当我运行代码时，数据被写入工作表，但表格结构没有扩展以包括两行新数据。

有什么办法可以使用openpyxl更改命名表结构的数据源吗？

import csv
from openpyxl import load_workbook
from openpyxl.worksheet.table import Table, TableStyleInfo

wb = load_workbook(filename = 'workbook.xlsx')
ws = wb["inputData"]

with open('input.csv', newline='', encoding='utf-8-sig') as f:
    reader = csv.reader(f, delimiter=';')
    for i, row in enumerate(reader):
        if not i == 0:
            for j, cell in enumerate(row): 
                ws.cell(row=i+1, column=j+1).value = cell

wb.save('output.xlsx')

- Henrik Poulsen

你能更好地解释一下你想做什么吗？你所说的表结构/数据源是什么意思？是指“ws”吗？你是想删除一行还是添加一行？代码似乎只是在更改单元格 - 这是你想要的吗？ - kabanus

在Excel中，您可以直接将数据输入工作表，或创建表结构https://support.office.com/en-us/article/overview-of-excel-tables-7ab0bb7d-3a9e-4b56-a3c9-6c94334e492c，我希望使用Python来操作现有的表格，而不仅仅是向平面工作表添加行。 - Henrik Poulsen

你需要自己更改表的结构。这应该是可行的，但没有文档记录。 - Charlie Clark

所以您想要向“ws”（例如）添加行，然后将更改后的表保存到原始文档中？ - kabanus

4个回答

6

在2020年使用openpyxl==3.0.5时遇到了这个问题，希望分享我的解决方案，以便其他人也可以从中受益。

目标：从data.csv中读入新数据并添加到现有的file.xlsx文件中，使得公式仍然有效。列名保持不变。

输入：

带有一个表格上的公式和另一个表格上的数据的XLSX模板文件（file.xlsx）
新数据的data.csv文件

输出：XLSX文件，其中包含新数据和更新后用于公式的表格范围。

"""python imports"""
import openpyxl
import pandas

"""Load input workbook"""
wb = openpyxl.load_workbook(filename='file.xlsx')

"""Activate worksheet named 'data'."""
ws = wb['data']

"""Read in new data from data1.csv to pandas.dataframe"""
new_dataframe = pandas.read_csv("data1.csv")

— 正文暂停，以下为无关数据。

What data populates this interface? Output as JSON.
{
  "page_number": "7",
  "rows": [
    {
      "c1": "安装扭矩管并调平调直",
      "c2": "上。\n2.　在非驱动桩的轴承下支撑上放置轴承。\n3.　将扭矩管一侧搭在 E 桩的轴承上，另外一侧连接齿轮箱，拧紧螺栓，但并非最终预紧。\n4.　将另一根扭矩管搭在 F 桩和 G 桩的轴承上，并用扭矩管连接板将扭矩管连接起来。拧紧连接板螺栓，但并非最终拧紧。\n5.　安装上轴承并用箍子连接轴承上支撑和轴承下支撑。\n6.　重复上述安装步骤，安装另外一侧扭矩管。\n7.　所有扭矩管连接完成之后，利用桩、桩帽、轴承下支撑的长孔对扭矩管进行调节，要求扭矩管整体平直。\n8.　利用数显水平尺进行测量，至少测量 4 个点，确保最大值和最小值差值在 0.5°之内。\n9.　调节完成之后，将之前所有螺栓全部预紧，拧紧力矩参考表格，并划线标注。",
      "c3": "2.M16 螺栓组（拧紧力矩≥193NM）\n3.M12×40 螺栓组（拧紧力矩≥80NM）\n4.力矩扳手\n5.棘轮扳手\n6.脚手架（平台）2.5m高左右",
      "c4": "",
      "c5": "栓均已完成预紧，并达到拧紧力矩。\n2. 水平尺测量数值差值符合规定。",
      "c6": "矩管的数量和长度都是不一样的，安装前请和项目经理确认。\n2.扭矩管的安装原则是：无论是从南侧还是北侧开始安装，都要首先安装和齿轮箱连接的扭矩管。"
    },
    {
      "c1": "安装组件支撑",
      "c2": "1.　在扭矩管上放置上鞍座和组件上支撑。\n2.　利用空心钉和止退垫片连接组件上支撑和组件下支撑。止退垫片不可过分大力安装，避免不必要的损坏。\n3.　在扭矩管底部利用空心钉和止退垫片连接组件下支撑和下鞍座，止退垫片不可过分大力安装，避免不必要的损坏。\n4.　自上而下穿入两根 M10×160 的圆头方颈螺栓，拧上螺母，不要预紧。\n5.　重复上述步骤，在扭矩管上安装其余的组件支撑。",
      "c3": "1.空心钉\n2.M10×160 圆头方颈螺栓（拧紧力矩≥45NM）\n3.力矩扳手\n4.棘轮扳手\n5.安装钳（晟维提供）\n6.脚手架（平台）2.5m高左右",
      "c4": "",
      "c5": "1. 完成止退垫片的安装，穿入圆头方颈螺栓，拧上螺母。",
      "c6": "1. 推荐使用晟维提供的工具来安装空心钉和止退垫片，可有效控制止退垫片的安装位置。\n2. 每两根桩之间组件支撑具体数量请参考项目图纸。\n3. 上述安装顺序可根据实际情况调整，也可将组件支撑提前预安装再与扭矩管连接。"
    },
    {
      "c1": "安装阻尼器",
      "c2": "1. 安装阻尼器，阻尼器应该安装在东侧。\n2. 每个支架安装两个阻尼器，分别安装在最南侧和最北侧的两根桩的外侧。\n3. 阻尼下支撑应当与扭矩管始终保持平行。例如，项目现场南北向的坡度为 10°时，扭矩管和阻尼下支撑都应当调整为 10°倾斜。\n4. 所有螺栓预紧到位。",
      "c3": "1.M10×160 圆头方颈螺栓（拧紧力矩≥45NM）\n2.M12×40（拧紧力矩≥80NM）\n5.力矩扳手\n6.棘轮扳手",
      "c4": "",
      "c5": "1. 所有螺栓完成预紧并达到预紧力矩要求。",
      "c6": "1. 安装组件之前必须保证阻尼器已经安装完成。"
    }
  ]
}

"""Iterate over dataframe rows and write values to worksheet"""
for i, row in new_dataframe.iterrows():
    # ws.append leaves first line empty
    # to get data written from first row,  need to use writing to cell
    if i == 0:
        for c, value in enumerate(row, start=1):
            ws.cell(row=2, column=c).value = value
    else:
        current_row = [row.col1, row.col2, row.col3]
        ws.append(current_row)

"""Change table range"""
ws.tables['MyTable'].ref = "A1:E5"

"""Save workbook"""
wb.save(filename='file.xlsx')

回答 Ethan 的问题：如何仅更改范围：

# Find right table
my_table = ws.tables['Template']
# Change range
my_table.ref = ref="A7:{}{}".format(column_string(maxRef[1], maxRef[0]))
# change style
my_table.tableStyleInfo = my_style
wb.save('WorkbookName')

- Varje

1

首先，感谢您的帖子。我尝试扩展现有Excel文件中的现有表格（模板的副本）。我无法将表格扩展到实际放置数据的范围内（备注：某些表格元素包含需要保留的公式）。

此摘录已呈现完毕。